By mid-afternoon, ice wasn’t forming so quickly in the guides, and I could stand in one place for about a minute without my felt soles freezing to the boat floor. I had rowed the morning, and I swapped out for a casting position with Clint, a trout guide on the South Holston River, and my fishing partner for the day.

It had become abundantly evident that we were not going to feed a fish boatside. They’d have to eat at the end of a cast. So I began making the longest casts that I could to spots I knew fish to be sulking, starting with a slow retrieve, and revving it up to high gear quickly, trying to engage and trigger a fish into eating before the fly got halfway back to the boat.

About a half hour into my stint on the casting deck, I made a long cast across the belly of the pool we were working, started dancing my fly slowly, and then began increasing speed.
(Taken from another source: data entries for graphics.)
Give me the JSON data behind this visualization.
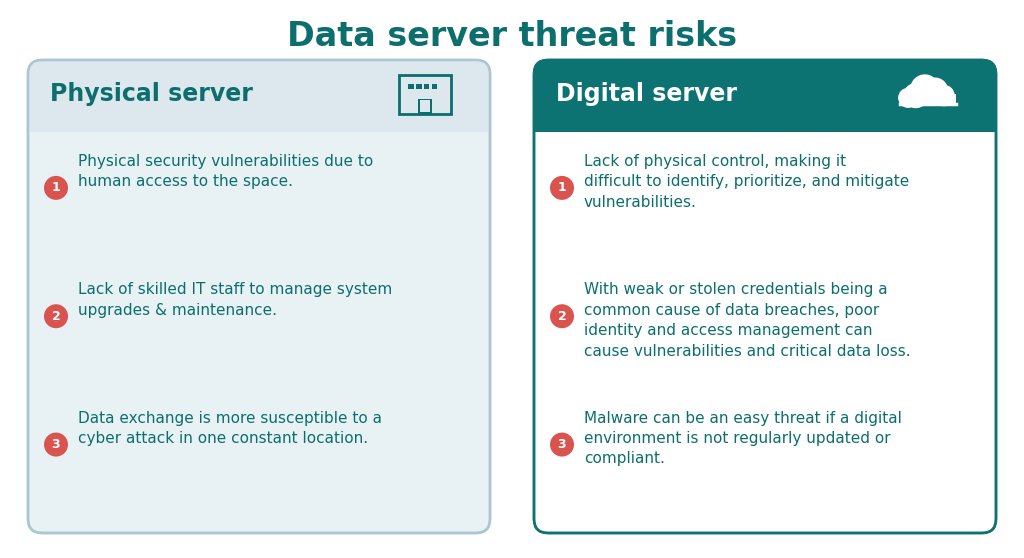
{
  "title": "Data server threat risks",
  "title_color": "#0d6e6e",
  "title_fontsize": 24,
  "bg_color": "#ffffff",
  "left_panel": {
    "header": "Physical server",
    "header_color": "#0d6e6e",
    "header_bg": "#dce8ed",
    "body_bg": "#e8f2f5",
    "border_color": "#aac8d4",
    "items": [
      "Physical security vulnerabilities due to\nhuman access to the space.",
      "Lack of skilled IT staff to manage system\nupgrades & maintenance.",
      "Data exchange is more susceptible to a\ncyber attack in one constant location."
    ]
  },
  "right_panel": {
    "header": "Digital server",
    "header_color": "#ffffff",
    "header_bg": "#0d7272",
    "body_bg": "#ffffff",
    "border_color": "#0d7272",
    "items": [
      "Lack of physical control, making it\ndifficult to identify, prioritize, and mitigate\nvulnerabilities.",
      "With weak or stolen credentials being a\ncommon cause of data breaches, poor\nidentity and access management can\ncause vulnerabilities and critical data loss.",
      "Malware can be an easy threat if a digital\nenvironment is not regularly updated or\ncompliant."
    ]
  },
  "bullet_color": "#d9534f",
  "text_color": "#0d6e6e",
  "item_fontsize": 11.0
}
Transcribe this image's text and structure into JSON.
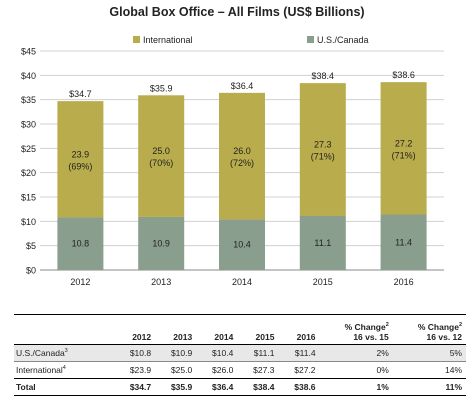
{
  "colors": {
    "international": "#b8ac4c",
    "us_canada": "#8a9e8e",
    "grid": "#d0d0d0"
  },
  "chart_data": {
    "type": "bar",
    "stacked": true,
    "title": "Global Box Office – All Films (US$ Billions)",
    "categories": [
      "2012",
      "2013",
      "2014",
      "2015",
      "2016"
    ],
    "series": [
      {
        "name": "U.S./Canada",
        "values": [
          10.8,
          10.9,
          10.4,
          11.1,
          11.4
        ],
        "labels": [
          "10.8",
          "10.9",
          "10.4",
          "11.1",
          "11.4"
        ]
      },
      {
        "name": "International",
        "values": [
          23.9,
          25.0,
          26.0,
          27.3,
          27.2
        ],
        "labels": [
          [
            "23.9",
            "(69%)"
          ],
          [
            "25.0",
            "(70%)"
          ],
          [
            "26.0",
            "(72%)"
          ],
          [
            "27.3",
            "(71%)"
          ],
          [
            "27.2",
            "(71%)"
          ]
        ]
      }
    ],
    "totals": [
      "$34.7",
      "$35.9",
      "$36.4",
      "$38.4",
      "$38.6"
    ],
    "total_values": [
      34.7,
      35.9,
      36.4,
      38.4,
      38.6
    ],
    "y_ticks": [
      "$0",
      "$5",
      "$10",
      "$15",
      "$20",
      "$25",
      "$30",
      "$35",
      "$40",
      "$45"
    ],
    "ylim": [
      0,
      45
    ],
    "grid": true,
    "legend_position": "top"
  },
  "table": {
    "headers": [
      "",
      "2012",
      "2013",
      "2014",
      "2015",
      "2016"
    ],
    "change_headers": [
      {
        "line1": "% Change",
        "sup": "2",
        "line2": "16 vs. 15"
      },
      {
        "line1": "% Change",
        "sup": "2",
        "line2": "16 vs. 12"
      }
    ],
    "rows": [
      {
        "label": "U.S./Canada",
        "sup": "3",
        "cells": [
          "$10.8",
          "$10.9",
          "$10.4",
          "$11.1",
          "$11.4",
          "2%",
          "5%"
        ]
      },
      {
        "label": "International",
        "sup": "4",
        "cells": [
          "$23.9",
          "$25.0",
          "$26.0",
          "$27.3",
          "$27.2",
          "0%",
          "14%"
        ]
      },
      {
        "label": "Total",
        "sup": "",
        "cells": [
          "$34.7",
          "$35.9",
          "$36.4",
          "$38.4",
          "$38.6",
          "1%",
          "11%"
        ]
      }
    ]
  }
}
A white gill plate exploded on my fly just a few feet below the surface. I strip set. Hard. Multiple times. And kept stripping. A few seconds later, a beast was bagged.

And quite a beast it was. The tape measure reported that it was one of the longest musky I’ve caught to date. Nearly 50 inches of lean river monster, and on the unlikeliest of days.

It’s hard to resent such an experience, and I surely wouldn’t give that fish up for a warm day at the vise or on the couch. But I’m really not looking forward to stripping musky flies in unfavorable conditions and sub-20-degree weather, again. But then again, I kinda am, and you can bet I’ll be out there working to make it happen, because you don’t know unless you go, and I know a lesson when it eats my fly like that one did.